On May 31, 2015, Danaher Corporation announced it would acquire Pall Corporation. The transaction closed in August 2015, with Danaher paying $127.20 per share or about $13.8 billion. The acquisition was completed on August 31, 2015.

In September 2022, it was announced that Pall Life Sciences will be merging with Cytiva to create a new Biotechnology Group within Danaher.

==Details==

Today, the company is divided into two separate, integrated businesses: Pall Life Sciences and Pall Industries.
The Scientific & Lab Services employed 175 people worldwide at 29 locations, in 2011. The R&D group has 12 sites, with seven in the United States. The main industrial technical center is at Cortland, NY.

Pall has plants in New Port Richey, DeLand, Florida, Cortland, New York, Timonium, Maryland, Fajardo, Puerto Rico, Ilfracombe, Portsmouth and locations around the world.
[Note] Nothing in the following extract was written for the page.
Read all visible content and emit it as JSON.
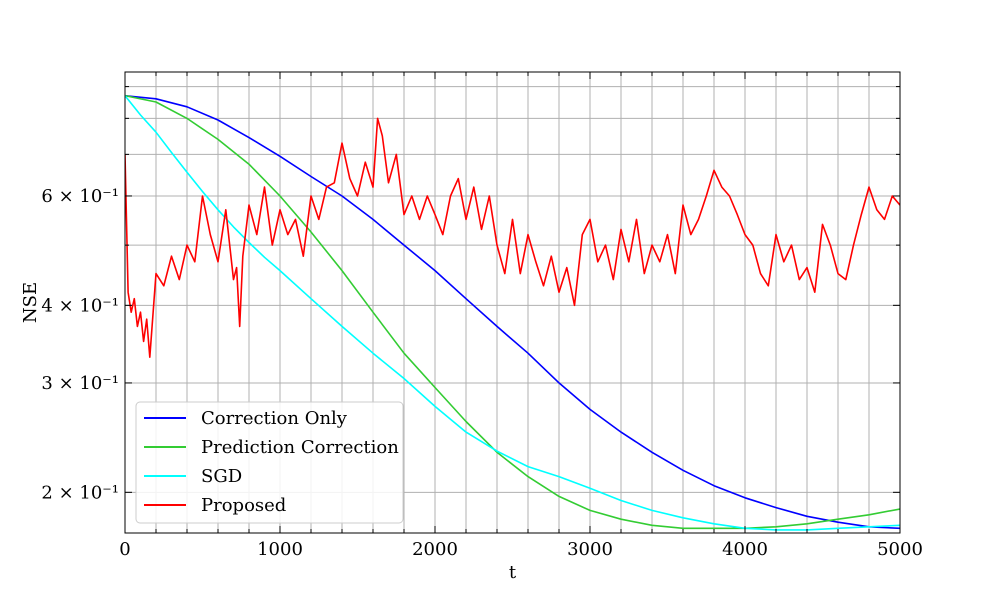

In 2013 it announced plans to close its plants in Ann Arbor and Fort Myers, Florida.

==Achievements==
- 1990: Dr. Pall is awarded the National Medal of Technology for patenting and commercializing over 100 filtration and other fluid clarification products beneficial to society and for building Pall Corporation into a global company.
- 2008: Dr. Pall is posthumously inducted into the National Inventors Hall of Fame for his invention of the leukoreduction filter.
- 2009: Pall Corporation is named one of the greenest companies in America in Newsweek’s September 28 issue. The company was ranked second in the industrial goods sector and 47th among America's largest companies.
- 2011: Pall Corporation is awarded the Engineering Materials Achievement Award (EMAA) by ASM International. The company was recognized for its porous iron aluminide technology.
- 2011: Pall Corporation is named a top green company in Newsweek's third annual Green Rankings. The company was ranked fifth in the capital goods sector and 69th among the U.S. 500 list.